Even as the debate about arming the rebels took on a new urgency, Mr. Obama rarely voiced strong opinions during senior staff meetings. But current and former officials said his body language was telling: he often appeared impatient or disengaged while listening to the debate, sometimes scrolling through messages on his BlackBerry or slouching and chewing gum.

In private conversations with aides, Mr. Obama described Syria as one of those hellish problems every president faces, where the risks are endless and all the options are bad.

So what are we getting?

Decisive action by Washington, they argue, could have bolstered moderate forces battling Mr. Assad’s troops for more than two years, and helped stem the rising toll of civilian dead, blunt the influence of radical Islamist groups among the rebels and perhaps even deter the Syria government from using chemical weapons.
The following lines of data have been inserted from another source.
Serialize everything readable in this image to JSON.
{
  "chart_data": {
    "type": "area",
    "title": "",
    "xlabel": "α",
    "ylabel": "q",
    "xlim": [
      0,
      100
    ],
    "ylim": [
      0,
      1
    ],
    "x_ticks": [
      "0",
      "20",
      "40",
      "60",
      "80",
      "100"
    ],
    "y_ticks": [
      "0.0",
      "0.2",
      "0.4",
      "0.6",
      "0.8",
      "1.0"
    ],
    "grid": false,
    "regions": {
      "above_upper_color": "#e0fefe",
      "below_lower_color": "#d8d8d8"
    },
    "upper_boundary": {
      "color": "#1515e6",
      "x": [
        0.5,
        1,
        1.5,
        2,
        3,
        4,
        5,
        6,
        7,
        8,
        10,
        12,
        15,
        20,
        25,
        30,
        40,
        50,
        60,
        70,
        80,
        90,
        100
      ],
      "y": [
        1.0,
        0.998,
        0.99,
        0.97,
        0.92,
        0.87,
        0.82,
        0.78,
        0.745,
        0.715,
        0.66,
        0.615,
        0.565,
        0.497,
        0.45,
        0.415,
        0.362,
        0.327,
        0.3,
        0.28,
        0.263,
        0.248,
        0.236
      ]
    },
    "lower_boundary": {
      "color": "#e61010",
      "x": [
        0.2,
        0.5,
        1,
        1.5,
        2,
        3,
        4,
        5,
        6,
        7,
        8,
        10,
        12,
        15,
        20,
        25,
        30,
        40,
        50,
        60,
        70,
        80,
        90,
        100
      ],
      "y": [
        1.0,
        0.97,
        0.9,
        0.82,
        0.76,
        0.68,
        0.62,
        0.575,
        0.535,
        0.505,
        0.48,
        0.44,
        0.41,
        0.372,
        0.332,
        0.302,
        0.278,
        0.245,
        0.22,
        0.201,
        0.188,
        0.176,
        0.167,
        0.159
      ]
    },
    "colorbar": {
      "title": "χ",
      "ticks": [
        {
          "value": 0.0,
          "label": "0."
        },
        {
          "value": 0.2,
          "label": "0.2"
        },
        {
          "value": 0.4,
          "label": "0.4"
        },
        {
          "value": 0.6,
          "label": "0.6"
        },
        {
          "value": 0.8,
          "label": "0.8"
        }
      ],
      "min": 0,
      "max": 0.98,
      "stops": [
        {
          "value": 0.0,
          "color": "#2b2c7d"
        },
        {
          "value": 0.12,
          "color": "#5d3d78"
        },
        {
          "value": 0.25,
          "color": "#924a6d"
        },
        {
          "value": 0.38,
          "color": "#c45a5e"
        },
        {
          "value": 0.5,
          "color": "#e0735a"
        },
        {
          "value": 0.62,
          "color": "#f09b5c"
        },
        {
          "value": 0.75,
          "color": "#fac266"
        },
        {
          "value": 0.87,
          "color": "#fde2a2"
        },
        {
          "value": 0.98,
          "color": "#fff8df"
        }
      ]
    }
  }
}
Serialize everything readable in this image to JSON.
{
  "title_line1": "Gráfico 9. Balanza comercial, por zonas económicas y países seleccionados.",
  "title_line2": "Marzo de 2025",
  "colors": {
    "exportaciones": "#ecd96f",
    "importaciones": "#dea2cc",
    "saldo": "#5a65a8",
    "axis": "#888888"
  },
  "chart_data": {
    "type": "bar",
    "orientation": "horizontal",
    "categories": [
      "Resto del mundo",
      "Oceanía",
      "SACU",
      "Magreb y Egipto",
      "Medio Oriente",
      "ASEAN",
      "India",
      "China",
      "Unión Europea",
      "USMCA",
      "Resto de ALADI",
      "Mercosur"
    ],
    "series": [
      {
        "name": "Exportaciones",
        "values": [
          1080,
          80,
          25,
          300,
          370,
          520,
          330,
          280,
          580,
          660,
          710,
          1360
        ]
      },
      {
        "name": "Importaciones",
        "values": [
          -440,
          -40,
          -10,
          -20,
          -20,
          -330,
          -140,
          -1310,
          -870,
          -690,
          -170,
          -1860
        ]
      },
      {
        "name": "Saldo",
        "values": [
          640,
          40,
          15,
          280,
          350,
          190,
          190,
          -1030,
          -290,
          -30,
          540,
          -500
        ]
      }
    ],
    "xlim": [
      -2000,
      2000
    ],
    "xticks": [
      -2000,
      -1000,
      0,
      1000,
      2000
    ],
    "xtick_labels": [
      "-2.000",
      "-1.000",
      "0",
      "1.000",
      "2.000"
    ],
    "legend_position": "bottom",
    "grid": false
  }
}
Worried that we'd be blamed for something bad that might happen if we did something to defeat an enemy, we did virtually nothing and watched the situation get worse.

So the buck entered the Oval Office, was batted around like a hacky sack by senior foreign policy staff, and then fell behind one of the couch cushions where it was lost until housekeeping staff found it.

I'd like to note that this damning article is in the New York Times. I guess some of their staff took their cojones out of the blind trust they put them in during the 2009 inauguration. Will wonders never cease?

But America will be blamed for "letting" the bad things happen. President Obama may be able to vote "present," but America can't.

Grow up. Some outcomes are less bad than others. If our choices are among bad outcomes, you have to make a choice.

If we'd made an effort earlier to support rebels while they were non-jihadi and while Assad was reeling, this might be over. Or at least on the down slope heading toward Assad's defeat.

But no, our president goes through the motions of leading our foreign policy. He convenes meetings of his team of rivals in the Oval Office and deigns to sit there while they debate and offer alternatives that will never be seriously considered.

That's the problem. President Obama does not and never has thought of himself as a wartime president. He goes through the motions, checking boxes on what an actual leader would do if he was in charge. As I wrote when our last phase of the Iraq War was being wound down, quoting myself from 2009:

I've figured our president is so totally focused on his domestic agenda that foreign policy and wars are only of interest depending on how he figures they'll hurt or help his domestic agenda.

Iraq? Afghanistan? Is it more trouble to win or lose? On Iraq, he'd have to go out of his way to lose--so complete the victory it shall be.

On Afghanistan, three months of debate and the jury is still out on whether we want to win. Will losing or fighting to win hurt his domestic vision more?

While the president has mercifully kept many Bush wartime measures without admitting it (but made the NSA stuff worse?), I do not trust the president as a war leader any more now than when I wrote this post:

Still, our president does not take the war seriously. He goes through the motions by closely following many past policies, but his heart isn't in it. And this will be communicated to those who must fight the war. Many will not risk being thrown under the bus for being too aggressive in defending us. Perhaps not enough to spell disaster, but over time how can any relaxation of effort fail to be exploited by our jihadi enemies?

I wonder what horrifying event will make President Obama a war president.

What could horrify the president and get him to pay attention to foreign affairs? I'm thinking loss of the Senate in 2014. Now that he'd take seriously.

Of course, that warning about being careful about what you wish for might bite me in the butt at that point. It might be that our foreign policy on auto-pilot is the least bad thing of many bad things that could happen if our president chose to be a foreign policy president.